Já a inteligência policial, corretamente priorizada, deve ser feita em campo aberto e em situações de altíssimo risco que vão da observação velada dos bandidos à infiltração de policiais em quadrilhas com o aval prévio do Ministério Público e da Justiça. Manter uma inteligência policial eficiente e eficaz, portanto, não é tarefa simples. Cada caso é um caso, e as decisões são velozes como o raio, de modo a haver a antecipação necessária à ação planejada (proatividade), evitando-se ações inesperadas. Não foi o caso de São Conrado. A inteligência policial estava a postos, proativa, sendo certo que o encontro e o confronto, embora indesejado, era previsto como possibilidade, o que se deduz da quantidade de agentes e da rápida e eficiente reação cujo resultado foi eficaz e antes de tudo merece aplauso. Aproveito para fazer uma correção. Vem ocupando o senso comum a expressão “pró-ativa” em substituição conceitual errônea da correta expressão “proativa”. O que é “pró” é “a favor de”. Portanto, ser “pró-ativo” significa ser a favor da ação. Ora, é mais que óbvio que a polícia deva ser sempre “pró-ativa” (a favor da ação), senão seria omissa ante a criminalidade. Mas, em planejamento, “proatividade” significa antecipação, em oposição a reações inesperadas e geralmente desastrosas.

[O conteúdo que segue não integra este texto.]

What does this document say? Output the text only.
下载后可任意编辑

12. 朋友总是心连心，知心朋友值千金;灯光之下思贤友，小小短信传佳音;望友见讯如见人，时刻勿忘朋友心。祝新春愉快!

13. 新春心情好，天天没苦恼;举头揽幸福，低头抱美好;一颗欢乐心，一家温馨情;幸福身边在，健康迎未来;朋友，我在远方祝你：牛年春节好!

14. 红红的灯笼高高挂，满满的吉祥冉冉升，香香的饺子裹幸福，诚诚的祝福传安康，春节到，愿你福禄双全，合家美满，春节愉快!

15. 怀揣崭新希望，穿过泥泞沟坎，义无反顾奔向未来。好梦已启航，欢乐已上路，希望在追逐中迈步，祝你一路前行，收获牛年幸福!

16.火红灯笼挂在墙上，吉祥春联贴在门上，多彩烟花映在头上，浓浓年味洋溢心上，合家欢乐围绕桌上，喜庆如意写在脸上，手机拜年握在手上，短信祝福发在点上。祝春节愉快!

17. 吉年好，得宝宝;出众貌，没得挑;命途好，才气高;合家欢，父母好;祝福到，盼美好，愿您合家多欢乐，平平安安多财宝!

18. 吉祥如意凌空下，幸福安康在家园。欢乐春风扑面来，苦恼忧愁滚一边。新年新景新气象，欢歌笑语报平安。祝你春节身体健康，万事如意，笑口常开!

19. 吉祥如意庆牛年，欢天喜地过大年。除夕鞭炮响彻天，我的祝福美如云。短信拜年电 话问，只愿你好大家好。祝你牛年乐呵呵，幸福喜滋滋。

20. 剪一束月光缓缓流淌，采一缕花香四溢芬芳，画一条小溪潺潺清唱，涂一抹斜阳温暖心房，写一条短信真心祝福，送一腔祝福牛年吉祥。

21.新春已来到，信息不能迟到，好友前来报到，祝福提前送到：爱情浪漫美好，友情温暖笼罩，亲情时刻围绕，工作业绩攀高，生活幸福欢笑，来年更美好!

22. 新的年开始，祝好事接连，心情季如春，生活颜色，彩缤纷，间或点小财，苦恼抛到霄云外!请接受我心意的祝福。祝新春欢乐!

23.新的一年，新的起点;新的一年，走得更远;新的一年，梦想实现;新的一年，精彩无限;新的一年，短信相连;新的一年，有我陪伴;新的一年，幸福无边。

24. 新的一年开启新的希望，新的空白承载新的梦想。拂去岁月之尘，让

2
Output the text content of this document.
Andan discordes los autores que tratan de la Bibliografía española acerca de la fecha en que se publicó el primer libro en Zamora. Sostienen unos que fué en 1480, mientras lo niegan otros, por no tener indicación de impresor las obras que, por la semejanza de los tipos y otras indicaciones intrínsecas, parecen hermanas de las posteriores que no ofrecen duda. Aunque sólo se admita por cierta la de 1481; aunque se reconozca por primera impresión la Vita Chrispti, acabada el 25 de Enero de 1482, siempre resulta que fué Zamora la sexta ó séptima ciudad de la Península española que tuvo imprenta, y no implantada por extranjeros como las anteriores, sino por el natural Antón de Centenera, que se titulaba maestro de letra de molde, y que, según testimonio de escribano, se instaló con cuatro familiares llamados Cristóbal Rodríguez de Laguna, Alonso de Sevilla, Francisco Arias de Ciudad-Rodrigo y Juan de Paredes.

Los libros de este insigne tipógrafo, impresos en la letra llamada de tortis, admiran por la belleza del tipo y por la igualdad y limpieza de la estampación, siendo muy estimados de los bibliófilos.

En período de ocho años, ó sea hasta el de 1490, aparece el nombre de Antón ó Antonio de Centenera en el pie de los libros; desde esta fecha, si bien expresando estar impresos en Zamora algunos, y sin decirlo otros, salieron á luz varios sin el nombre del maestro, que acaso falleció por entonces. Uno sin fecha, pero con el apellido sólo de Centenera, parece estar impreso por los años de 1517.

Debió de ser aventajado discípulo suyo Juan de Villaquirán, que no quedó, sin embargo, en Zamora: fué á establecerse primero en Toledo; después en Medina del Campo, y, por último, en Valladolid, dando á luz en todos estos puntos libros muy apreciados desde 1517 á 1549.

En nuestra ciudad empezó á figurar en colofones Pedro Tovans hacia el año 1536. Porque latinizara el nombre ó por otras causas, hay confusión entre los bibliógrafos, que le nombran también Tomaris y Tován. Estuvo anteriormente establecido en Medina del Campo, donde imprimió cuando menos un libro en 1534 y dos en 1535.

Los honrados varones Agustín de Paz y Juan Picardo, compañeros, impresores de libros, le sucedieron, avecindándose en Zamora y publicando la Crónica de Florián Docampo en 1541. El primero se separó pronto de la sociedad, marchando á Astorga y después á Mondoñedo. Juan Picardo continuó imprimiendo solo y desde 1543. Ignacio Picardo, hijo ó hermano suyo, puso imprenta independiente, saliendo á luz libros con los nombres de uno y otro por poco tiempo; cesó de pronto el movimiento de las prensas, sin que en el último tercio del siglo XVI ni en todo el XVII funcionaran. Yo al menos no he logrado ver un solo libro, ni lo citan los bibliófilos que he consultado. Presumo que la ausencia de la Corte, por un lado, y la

A inteligência policial é proativa, porém nem sempre os eventos ocorrem no ambiente social com a calmaria desejada. Por isso, são inevitáveis as escaramuças entre bandidos e homens da inteligência policial, estes em aparente desigualdade de forças, mas protegidos pelo modo velado de agir. Foi o que houve em São Conrado, com a ressalva de que os bandidos, às dezenas ou centenas, e armados para uma guerra, perderam-na ante a velocidade de mobilização da PMERJ e da PCERJ. Perderam-na, principalmente, em virtude da coragem e da destreza desses policiais da inteligência do 23º BPM, que lá estavam em número razoavelmente proporcional ao risco de enfrentamento, caso fossem revelados. Enfim, era necessário acompanhar a movimentação dos bandidos e o critério escolhido não poderia ser outro: uso da inteligência policial em trabalho de campo.
Este é o ponto principal: houve a vitória nítida da polícia contra o enorme grupo portando fuzis de última geração. E o confronto foi imprevisível apenas em tese, e quem está na chuva sabe que pode se molhar... Tanto que, segundo noticiam, o grupo da inteligência policial estava reforçado, embora não intentasse nada além de recolher informações preciosas, em tempo real, quanto ao poderio bélico dos traficantes da Rocinha e do Vidigal. Demais disso, foi possível confirmar que as quadrilhas formadas nessas duas estratégicas favelas, e que guerreavam entre si não faz tanto tempo, agora estão inegavelmente unidas, ficando conhecida a sua força bélica com provas incontestes. Nota dez para a polícia e para a inteligência policial, que existe para fazer o que fazia na área do 23º BPM e poderia fazê-lo até por ordem verbal do seu comandante.
É importante esclarecer que a imprensa confunde e desmerece injustamente o serviço de Inteligência do 23º BPM. A uma porque, por delegação prévia do comandante-geral (é assim desde que a PMERJ existe), o comandante de batalhão é a autoridade competente de manutenção da ordem pública na área que se lhe refere, tendo como base legal o Decreto-Lei nº 667, de 2 de julho de 1969, regulamentado pelo decreto nº 88.777, de 30 de setembro de 1983 (R.200), § 3º do Art. 10: “Nas missões de manutenção da ordem pública, decorrentes da orientação e do planejamento do órgão responsável pela Segurança Pública nas Unidades Federativas, são autoridades competentes, para efeito do planejamento e execução do emprego das Polícias Militares, os respectivos Comandantes-Gerais e, por delegação destes, os Comandantes de Unidades e suas frações, quando for o caso.”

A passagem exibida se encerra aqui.